By Stanislaw Lem

After reading the Cyberiad, I desperately needed more Stanislaw Lem science fiction satire. My late to the party discovery of Lem is nonetheless, now filling the void left by the death of Douglas Adams in 2001. I confess, I haven’t been able to get into the Dirk Gently series or Adam’s other non-Hitchhiker‘s series’. These days I need robots and space ships to hold my interest. Lem preceded Adams and most likely influenced him, however Adams reached my young mind first, at that time when I was ready to read. I had not heard of Lem until recently, despite having slept through Tarkovsky’s Solaris film in grad school more than 10 years ago. Regardless of all this I have found very little sci-fi satire to spark my interest in the intervening years since reading Adams. There have been a few TV series or films, such as Red Dwarf, Hyperdrive(BBC), Futurama, Spaceballs, Ice Pirates, etc., but nothing in print that could hold my attention, until now.

The Star Diaries is the first in a series of books that collect the varied adventures of the fictional rocket pilot, Ijon Tichy. Each story, or ‘voyage’ is numbered and they appear more or less in order but with a few numbers missing, such as the 9th, and 10th in the English translation. According to the translator, the voyage number order does not reflect the order in which they were written. Tichy travels galaxy in his one man rocket, sometimes on vacation, sometimes to satisfy his curiosity, and sometimes on contract from outside agencies.

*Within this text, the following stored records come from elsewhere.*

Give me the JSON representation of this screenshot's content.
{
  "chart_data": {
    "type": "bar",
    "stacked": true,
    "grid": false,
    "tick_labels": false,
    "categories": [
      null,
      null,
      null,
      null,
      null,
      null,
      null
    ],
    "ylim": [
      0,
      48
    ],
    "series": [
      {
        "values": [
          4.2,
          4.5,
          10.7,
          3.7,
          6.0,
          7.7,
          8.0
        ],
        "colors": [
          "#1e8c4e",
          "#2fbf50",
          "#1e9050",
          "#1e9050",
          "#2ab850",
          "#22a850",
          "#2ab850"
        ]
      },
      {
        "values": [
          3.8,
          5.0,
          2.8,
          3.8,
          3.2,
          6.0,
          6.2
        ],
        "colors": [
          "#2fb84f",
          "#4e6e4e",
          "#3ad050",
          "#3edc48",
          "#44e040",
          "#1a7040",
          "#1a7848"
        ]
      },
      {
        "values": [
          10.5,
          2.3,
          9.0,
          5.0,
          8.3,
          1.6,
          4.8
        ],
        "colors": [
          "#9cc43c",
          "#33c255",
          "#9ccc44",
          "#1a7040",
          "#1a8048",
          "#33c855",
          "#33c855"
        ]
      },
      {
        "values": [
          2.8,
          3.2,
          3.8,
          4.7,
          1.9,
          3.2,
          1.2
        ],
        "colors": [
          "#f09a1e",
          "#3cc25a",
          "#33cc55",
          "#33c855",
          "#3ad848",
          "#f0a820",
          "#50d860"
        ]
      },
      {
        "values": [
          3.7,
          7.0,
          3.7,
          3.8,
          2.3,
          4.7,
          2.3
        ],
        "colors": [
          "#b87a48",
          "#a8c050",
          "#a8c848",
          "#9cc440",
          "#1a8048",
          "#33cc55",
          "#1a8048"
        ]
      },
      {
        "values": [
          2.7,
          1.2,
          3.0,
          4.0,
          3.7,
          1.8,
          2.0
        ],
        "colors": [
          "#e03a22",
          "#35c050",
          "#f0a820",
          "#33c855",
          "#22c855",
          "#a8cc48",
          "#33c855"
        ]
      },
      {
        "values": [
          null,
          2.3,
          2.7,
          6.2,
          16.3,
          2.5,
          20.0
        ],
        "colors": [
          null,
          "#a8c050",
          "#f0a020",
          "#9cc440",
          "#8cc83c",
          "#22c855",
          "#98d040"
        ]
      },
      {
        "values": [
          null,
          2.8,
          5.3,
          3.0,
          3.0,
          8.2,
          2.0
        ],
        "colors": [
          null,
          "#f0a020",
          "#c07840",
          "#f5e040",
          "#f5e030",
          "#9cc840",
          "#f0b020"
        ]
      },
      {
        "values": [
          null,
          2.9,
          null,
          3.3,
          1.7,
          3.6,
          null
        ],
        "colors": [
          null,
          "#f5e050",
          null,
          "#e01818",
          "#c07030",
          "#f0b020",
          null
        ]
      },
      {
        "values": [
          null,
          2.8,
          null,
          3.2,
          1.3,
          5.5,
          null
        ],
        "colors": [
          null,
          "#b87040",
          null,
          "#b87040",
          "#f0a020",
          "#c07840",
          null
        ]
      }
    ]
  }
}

Lem is funny and intricately cynical of human bureaucracy. He is a crafter of logical and verbal absurdities. He is a master of, if not inventor of that favorite sci-fi trope, techno-babble. Some adventures are smart, but long and dry; while others made me laugh enough to hurt my wounds from a recent surgery. Among my favorite voyages are the 7th, and the 11th.

Voyage 7, Sees Tichy and his rocket get stuck in several time loops. His frustration boils over when he tries to enlist the help of several versions of himself from different days of the week to repair his rocket and get them out of the time loop. Instead of working together, he is continually at odds with himself over the next course of action, even clobbering one of the versions of himself over the head. This story literally (and literarily) had my stitches in stitches.

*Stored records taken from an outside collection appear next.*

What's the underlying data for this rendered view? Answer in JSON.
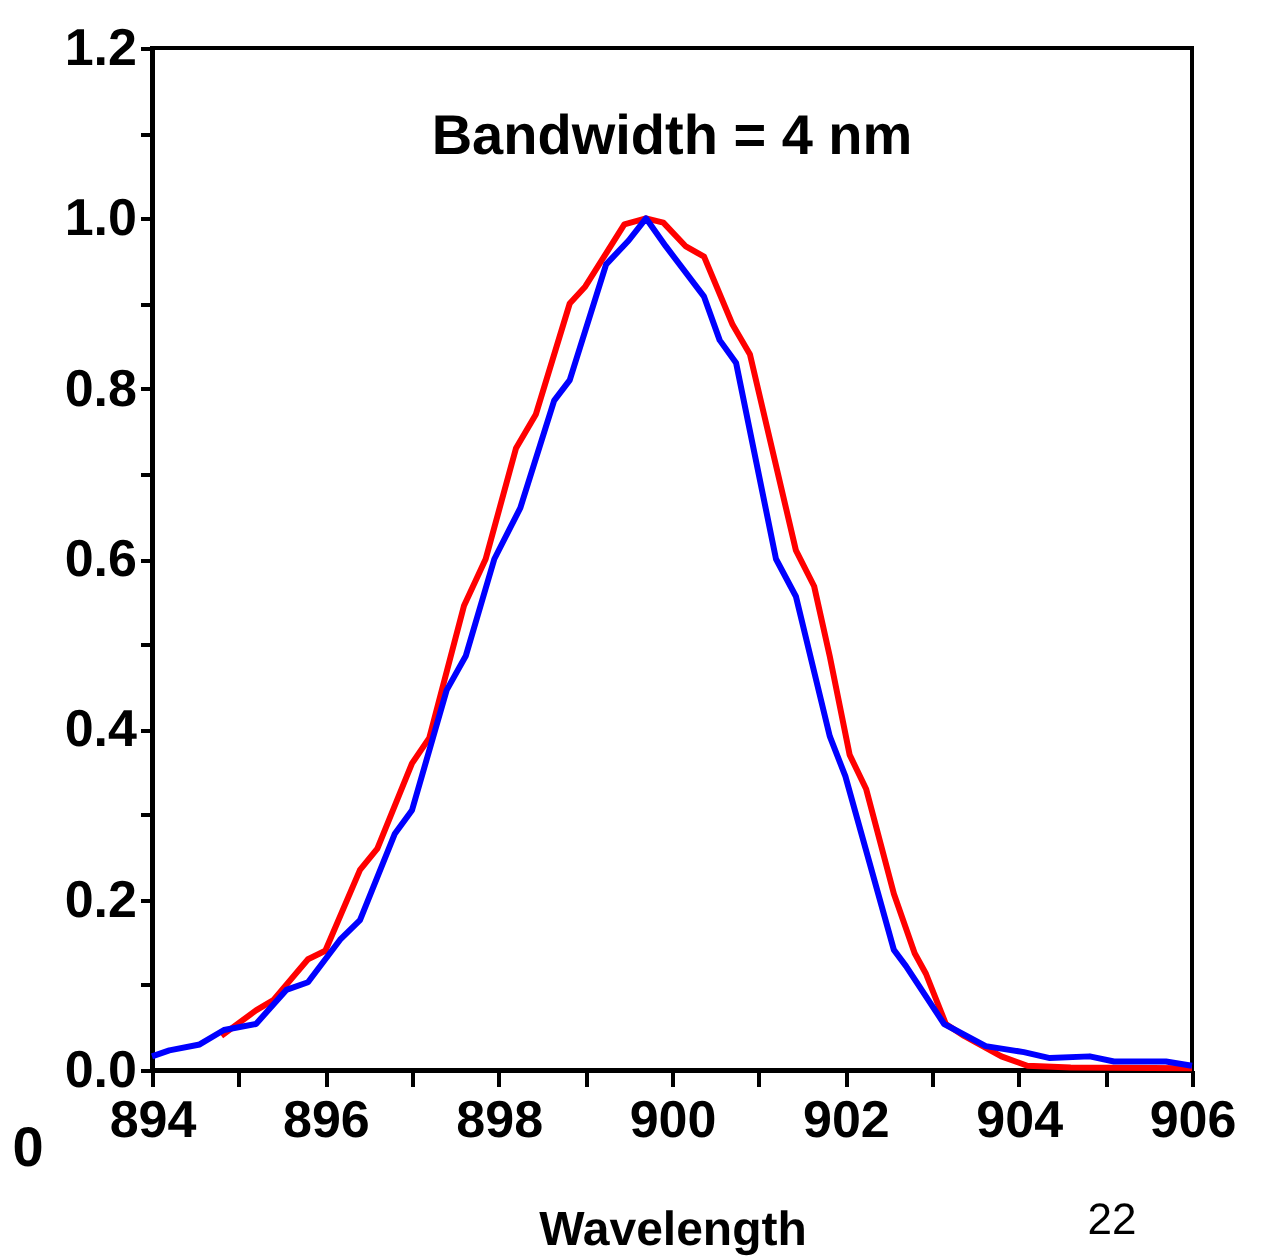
{
  "chart_data": {
    "type": "line",
    "title": "Bandwidth = 4 nm",
    "xlabel": "Wavelength",
    "annotations": [
      "0",
      "22"
    ],
    "xlim": [
      894,
      906
    ],
    "ylim": [
      0,
      1.2
    ],
    "xticks": [
      894,
      {
        "value": 895,
        "label": null
      },
      896,
      {
        "value": 897,
        "label": null
      },
      898,
      {
        "value": 899,
        "label": null
      },
      900,
      {
        "value": 901,
        "label": null
      },
      902,
      {
        "value": 903,
        "label": null
      },
      904,
      {
        "value": 905,
        "label": null
      },
      906
    ],
    "yticks": [
      {
        "value": 0,
        "label": "0.0"
      },
      {
        "value": 0.1,
        "label": null
      },
      0.2,
      {
        "value": 0.3,
        "label": null
      },
      0.4,
      {
        "value": 0.5,
        "label": null
      },
      0.6,
      {
        "value": 0.7,
        "label": null
      },
      0.8,
      {
        "value": 0.9,
        "label": null
      },
      {
        "value": 1.0,
        "label": "1.0"
      },
      {
        "value": 1.1,
        "label": null
      },
      1.2
    ],
    "grid": false,
    "legend": false,
    "marker": "none",
    "line_style": "solid",
    "series": [
      {
        "color": "#ff0000",
        "x": [
          894.8,
          895.2,
          895.4,
          895.8,
          896.0,
          896.4,
          896.6,
          897.0,
          897.2,
          897.6,
          897.85,
          898.2,
          898.43,
          898.82,
          899.0,
          899.45,
          899.7,
          899.9,
          900.16,
          900.37,
          900.7,
          900.9,
          901.43,
          901.64,
          901.82,
          902.05,
          902.24,
          902.56,
          902.8,
          902.93,
          903.16,
          903.37,
          903.8,
          904.1,
          904.6,
          906
        ],
        "values": [
          0.04,
          0.07,
          0.082,
          0.13,
          0.14,
          0.235,
          0.26,
          0.36,
          0.39,
          0.545,
          0.6,
          0.73,
          0.77,
          0.9,
          0.92,
          0.993,
          1.0,
          0.995,
          0.967,
          0.955,
          0.875,
          0.84,
          0.61,
          0.568,
          0.486,
          0.37,
          0.33,
          0.207,
          0.137,
          0.113,
          0.054,
          0.04,
          0.016,
          0.005,
          0.003,
          0.002
        ]
      },
      {
        "color": "#0000ff",
        "x": [
          894,
          894.2,
          894.55,
          894.83,
          895.2,
          895.55,
          895.8,
          896.17,
          896.4,
          896.8,
          897.0,
          897.4,
          897.62,
          897.95,
          898.25,
          898.64,
          898.82,
          899.24,
          899.5,
          899.7,
          899.93,
          900.37,
          900.55,
          900.74,
          901.2,
          901.43,
          901.82,
          902.0,
          902.56,
          902.7,
          903.14,
          903.62,
          904.06,
          904.36,
          904.82,
          905.1,
          905.7,
          906
        ],
        "values": [
          0.016,
          0.023,
          0.03,
          0.047,
          0.054,
          0.094,
          0.103,
          0.153,
          0.176,
          0.277,
          0.305,
          0.446,
          0.486,
          0.6,
          0.66,
          0.786,
          0.81,
          0.946,
          0.974,
          1.0,
          0.967,
          0.908,
          0.857,
          0.83,
          0.6,
          0.556,
          0.392,
          0.345,
          0.141,
          0.122,
          0.054,
          0.028,
          0.021,
          0.014,
          0.016,
          0.01,
          0.01,
          0.005
        ]
      }
    ]
  }
}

Voyage 11 sends the pilot Tichy on a mission to find out what happened to a lost space crew, themselves sent to investigate a lost space crew and their mutinous computer on the planet Cercia. Word has it that the rogue computer, who hates wet and squishy humans has built an independent state populated by robots. Tichy goes to the planet disguised as a robot. He is told not to audibly breath, nor consume human food in the presence of the robots lest he be discovered and persecuted. There is much cultural awkwardness that ensues, including the robots’ outdated form of English, and their past time of torturing human dolls. There is a hilarious twist at the conclusion, when Tichy discovers what is really going on.

The Star Diaries are followed in English by, Memoirs of a Space Traveler, The Futurological Congress, and Peace on Earth.